The keys. I enjoyed pressing them. It made me happy.
At the time, I had not yet received lessons. Of course, on a couple of occasions I briefly tampered with the instrument, and that was all I needed.
On this particular day, I was at school. Forest Park Elementary. Mrs. Warrick, the music teacher, led us down the hall to where the piano awaited its audience as Parent-Teacher Night neared.
And I wanted to perform.
So today, Mrs. Warrick deviated from the traditional curriculum of recorders and ukuleles, and allowed us an indulgence. She invited those who could play piano to venture forth and perform.
A few kids in the class often bragged about their piano skills acquired from their weekly lessons. Weekly lessons my parents could not afford.

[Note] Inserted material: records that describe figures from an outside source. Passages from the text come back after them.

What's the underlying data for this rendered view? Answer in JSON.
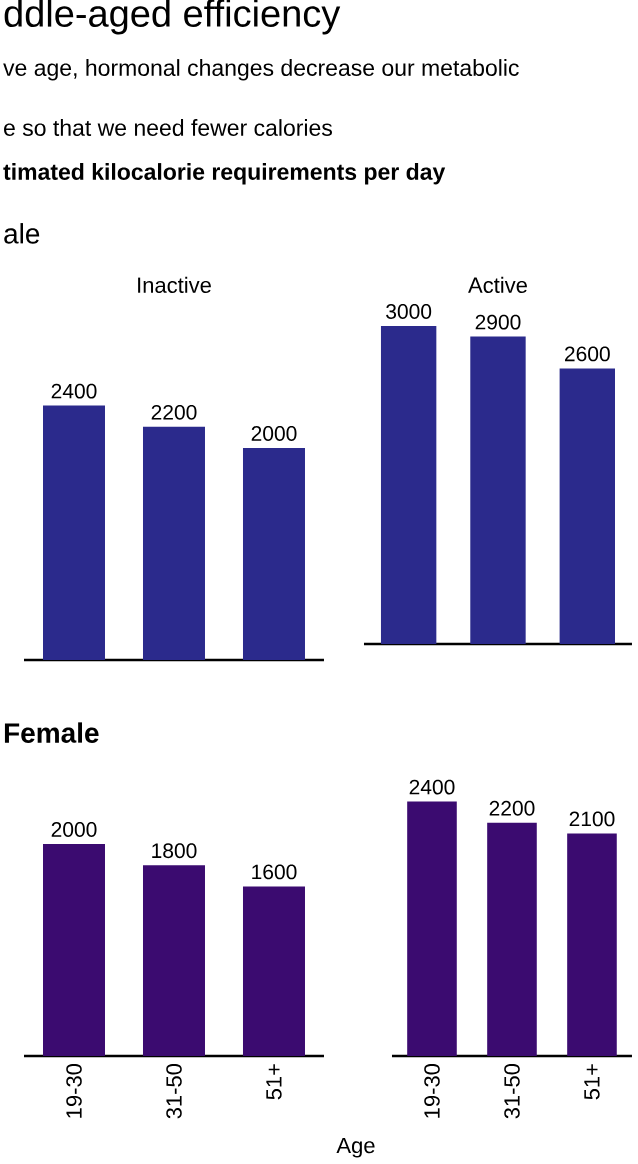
{
  "chart_data": [
    {
      "type": "bar",
      "title": "ddle-aged efficiency",
      "subtitle": "ve age, hormonal changes decrease our metabolic",
      "annotations": [
        "e so that we need fewer calories",
        "timated kilocalorie requirements per day",
        "ale",
        "Inactive"
      ],
      "categories": [
        null,
        null,
        null
      ],
      "values": [
        2400,
        2200,
        2000
      ],
      "color": "#2b2a8c",
      "data_labels": true,
      "tick_labels": false
    },
    {
      "type": "bar",
      "annotations": [
        "Active"
      ],
      "categories": [
        null,
        null,
        null
      ],
      "values": [
        3000,
        2900,
        2600
      ],
      "color": "#2b2a8c",
      "data_labels": true,
      "tick_labels": false
    },
    {
      "type": "bar",
      "annotations": [
        "Female"
      ],
      "categories": [
        "19-30",
        "31-50",
        "51+"
      ],
      "values": [
        2000,
        1800,
        1600
      ],
      "color": "#3b0b70",
      "data_labels": true,
      "tick_labels": "x"
    },
    {
      "type": "bar",
      "xlabel": "Age",
      "categories": [
        "19-30",
        "31-50",
        "51+"
      ],
      "values": [
        2400,
        2200,
        2100
      ],
      "color": "#3b0b70",
      "data_labels": true,
      "tick_labels": "x"
    }
  ]
}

Surprisingly, no one raised his or her hand to accept Mrs. Warrick’s rare invitation. Their failure to do so, only prompted my decision to accept.
I had it in me. I could play. I knew I could.

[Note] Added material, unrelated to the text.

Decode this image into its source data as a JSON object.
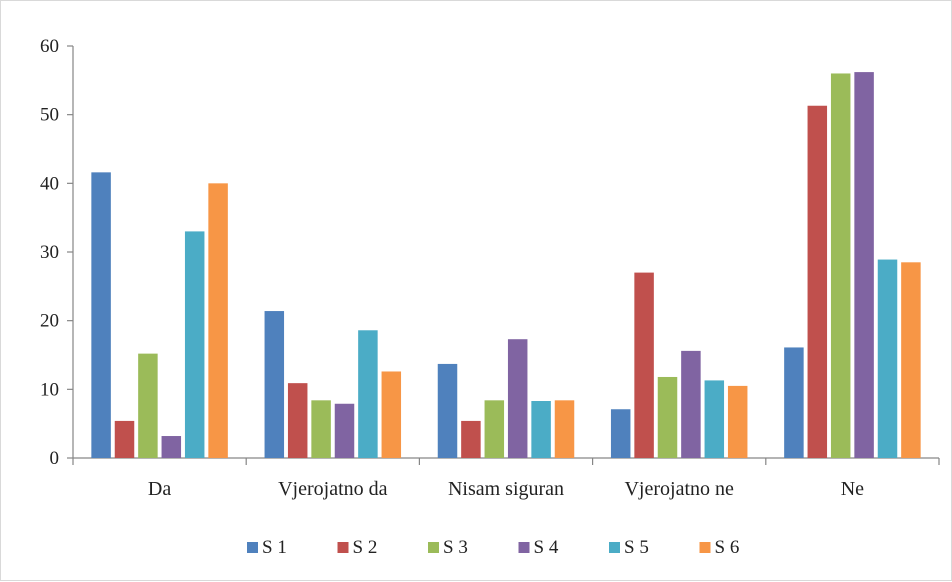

My hand flew eagerly into the air.
“Dahlia,” Mrs. Warrick announced, “Shall be the first. All right, come on up. No talking, class. Go ahead, dear.”

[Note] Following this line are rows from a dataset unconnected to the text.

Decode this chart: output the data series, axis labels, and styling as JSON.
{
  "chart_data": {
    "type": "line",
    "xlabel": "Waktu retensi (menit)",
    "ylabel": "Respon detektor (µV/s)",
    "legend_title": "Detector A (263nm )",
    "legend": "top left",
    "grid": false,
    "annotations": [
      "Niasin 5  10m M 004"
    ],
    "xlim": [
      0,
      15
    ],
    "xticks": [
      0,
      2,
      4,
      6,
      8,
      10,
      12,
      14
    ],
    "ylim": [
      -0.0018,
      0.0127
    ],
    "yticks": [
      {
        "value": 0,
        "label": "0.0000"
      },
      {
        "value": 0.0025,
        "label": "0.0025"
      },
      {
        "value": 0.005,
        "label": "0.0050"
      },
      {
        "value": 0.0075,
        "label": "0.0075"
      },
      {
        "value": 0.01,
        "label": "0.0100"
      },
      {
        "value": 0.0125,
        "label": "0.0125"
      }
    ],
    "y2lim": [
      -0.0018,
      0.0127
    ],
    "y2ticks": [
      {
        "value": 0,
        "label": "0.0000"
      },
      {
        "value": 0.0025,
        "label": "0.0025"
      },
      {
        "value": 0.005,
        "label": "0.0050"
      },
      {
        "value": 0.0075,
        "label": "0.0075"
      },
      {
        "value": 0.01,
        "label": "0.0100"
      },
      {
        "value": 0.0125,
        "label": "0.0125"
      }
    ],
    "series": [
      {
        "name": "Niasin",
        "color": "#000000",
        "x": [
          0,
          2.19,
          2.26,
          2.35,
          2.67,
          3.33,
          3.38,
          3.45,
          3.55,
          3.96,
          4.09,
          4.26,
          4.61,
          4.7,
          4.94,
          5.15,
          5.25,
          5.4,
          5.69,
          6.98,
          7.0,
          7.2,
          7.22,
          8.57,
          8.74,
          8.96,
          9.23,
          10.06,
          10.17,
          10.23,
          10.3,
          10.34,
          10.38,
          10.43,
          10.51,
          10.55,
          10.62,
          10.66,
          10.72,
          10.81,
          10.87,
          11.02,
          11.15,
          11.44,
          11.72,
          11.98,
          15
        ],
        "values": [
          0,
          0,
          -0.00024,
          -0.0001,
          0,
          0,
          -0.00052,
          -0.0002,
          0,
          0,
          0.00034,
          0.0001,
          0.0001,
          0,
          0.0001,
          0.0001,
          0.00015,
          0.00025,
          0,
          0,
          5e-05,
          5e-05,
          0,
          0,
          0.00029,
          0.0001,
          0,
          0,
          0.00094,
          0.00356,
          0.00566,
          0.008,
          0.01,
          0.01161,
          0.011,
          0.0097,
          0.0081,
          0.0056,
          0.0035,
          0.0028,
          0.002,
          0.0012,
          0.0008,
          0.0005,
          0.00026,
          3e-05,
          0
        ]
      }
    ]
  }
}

(Well, she didn’t really say “dear”. I just flavoured her otherwise cold command with that kind phosphate.)
So, I climbed up onto the bench, intrigued by the pedals that mocked my foot’s reach.
My pedal preoccupation was quickly thwarted however, by the sudden artistic surge running through my arms towards my fingertips.
There was something special in me that was finally going to be released.
All these people would be witness to my performance, which my mind had already hallmarked.
My fingers began to stray with reckless inspiration, prancing about across the keyboard.
I really had it in me.
But, I guess “it” must have stayed in me, because “it” never came out.
Hmm… What can I say?
Mrs. Warrick was angry.
The kids all laughed at me.
Of course, I felt embarrassed, but oddly I also felt good about myself.
You see, other kids may have had the ability to play the piano. I, on the other hand, had the ability to raise my hand.
So, even though my parents could not afford those piano lessons, they afforded me some of the most priceless lessons a child could learn.